Case Based Reasoning is based on the idea that we can remember past experiences and use those as a starting point for new problems. This is implemented by storing previous solutions and then retrieving the “closest” solution for a new problem, using some similarity measure. This idea is flawed for a number of reasons. At the present time we really have no idea as to how we use past experiences to solve new instances of problems. Therefore, any implementation cannot claim to solve a problem in the same way that a human does. Also, CBR uses a similarity measure to retrieve old solutions from the case base and much CBR research considers how good similarity measures can be defined.
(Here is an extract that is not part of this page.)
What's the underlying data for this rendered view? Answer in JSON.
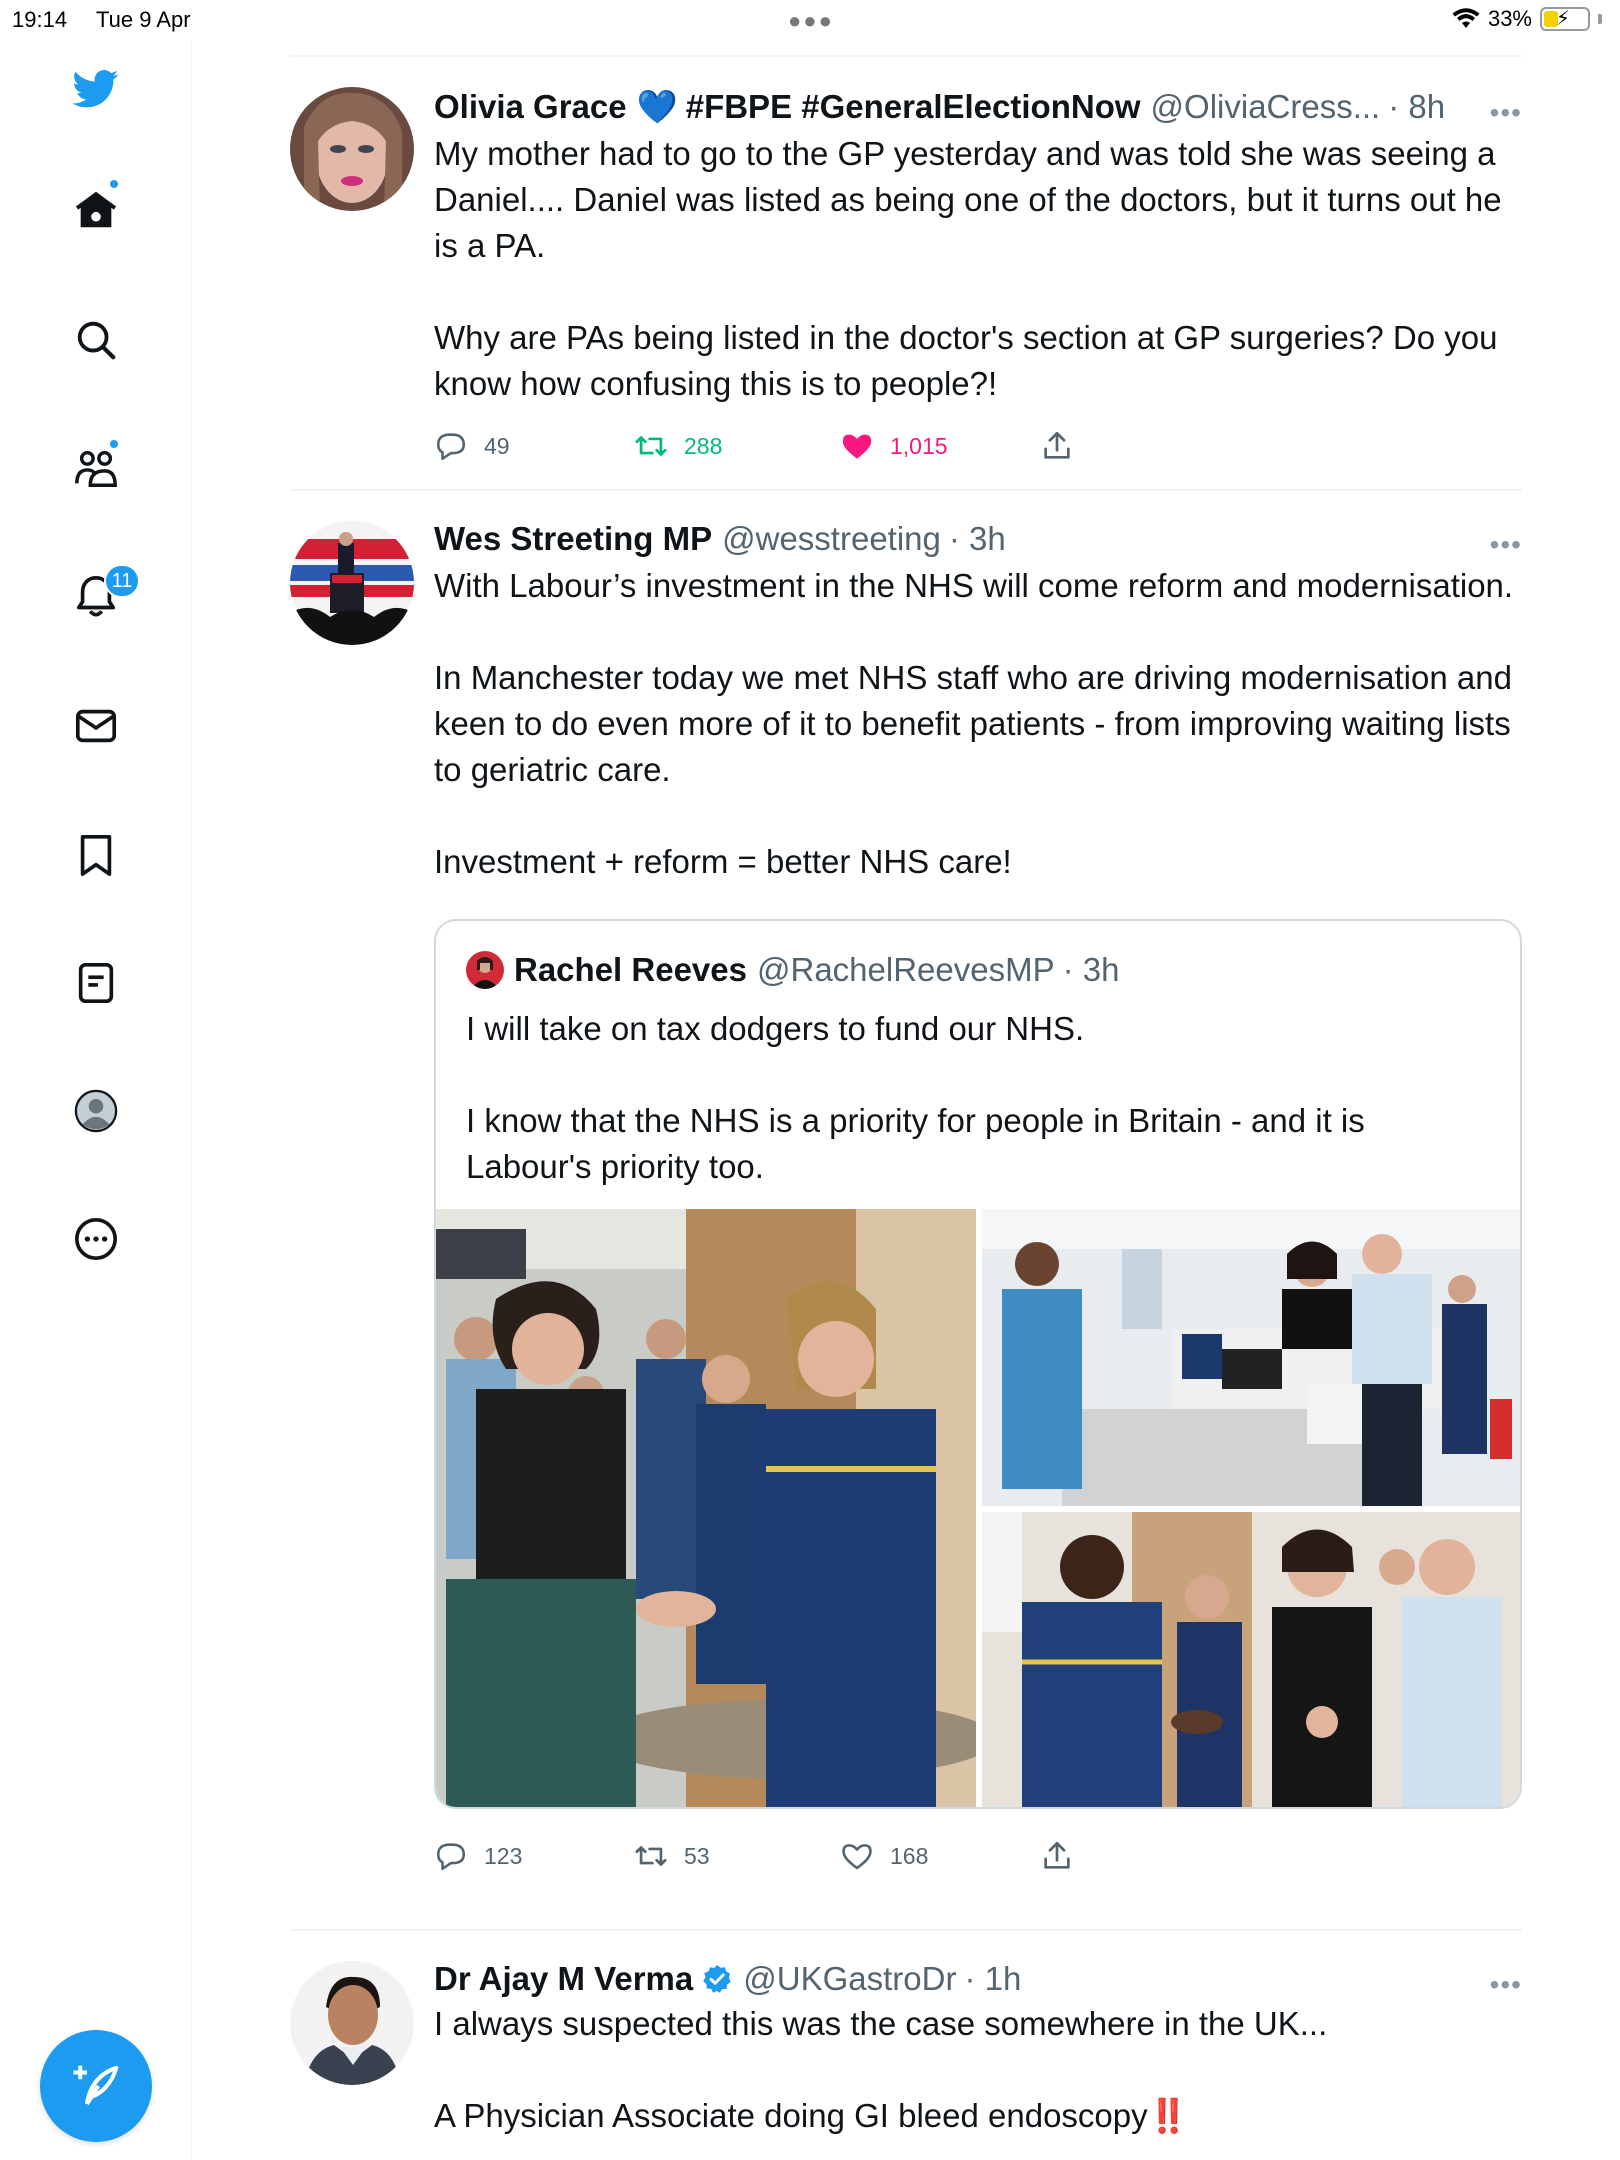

Yet, we have little, or no idea, as to how we retrieve information from our brain, so how can we reliably implement a CBR system that we claim is based on the way we use past experiences?
Evolutionary Strategies are based on the hypothesis that, in the real world, small mutations are made more often than large mutations. The claim is that this mimics the evolutionary process. However, typically, ES’s only use mutation and not crossover. Therefore, there is no concept of passing on genetic material from two parents from one generation to another.
Genetic Algorithms mimic Darwin’s principles of natural evolution by modelling a chromosome and then applying crossover and mutation. In the earliest GA’s, the chromosome was represented as a bit string, although this practise has gradually changed over the last 30 years. The problem with GA’s, from an evolutionary point of view, is that they do not model the biological chromosome. For example, genetic material is not represented as a bit string. Also, it is known that there is redundancy built into a human chromosome, which is not modelled in GA’s.
Genetic Programming is an evolutionary process that also uses crossover and mutation. However, instead of using a chromosome representation, GP uses a tree based structure with the aim being to evolve computer programs. The same criticisms can be levelled at GP as at GA with the added criticism that there is no real world evolutionary process that aims to evolve a set of instructions that can be executed by a computer.
Island Models are an attempt (typically in a GA environment) to mimic the real world phenomena of there being islands of species (typically on different continents) which evolve independently of each other. Only when certain conditions are met (the continental plates collide, birds manage to fly from one continent etc.) do the species within different islands manage to exchange genetic material. The island model is typically implemented so that an exchange of genetic material is carried out at pre-set times (e.g. after a given number of iterations, when a species has stagnated etc.). This does not model the real world, in that the real process is a lot more stochastic than this and there are many more environmental factors to consider.
If we can achieve evolutionary computation that truly mimics the natural world then the potential impacts are enormous. At the present time, evolutionary computation is little more than an abstraction of what occurs in the world around us. If we can capture just a small part of those processes and harness it in a way that can solve real-world, large-scale problems then we could be on the verge of narrowing the gap between computer science and the natural science.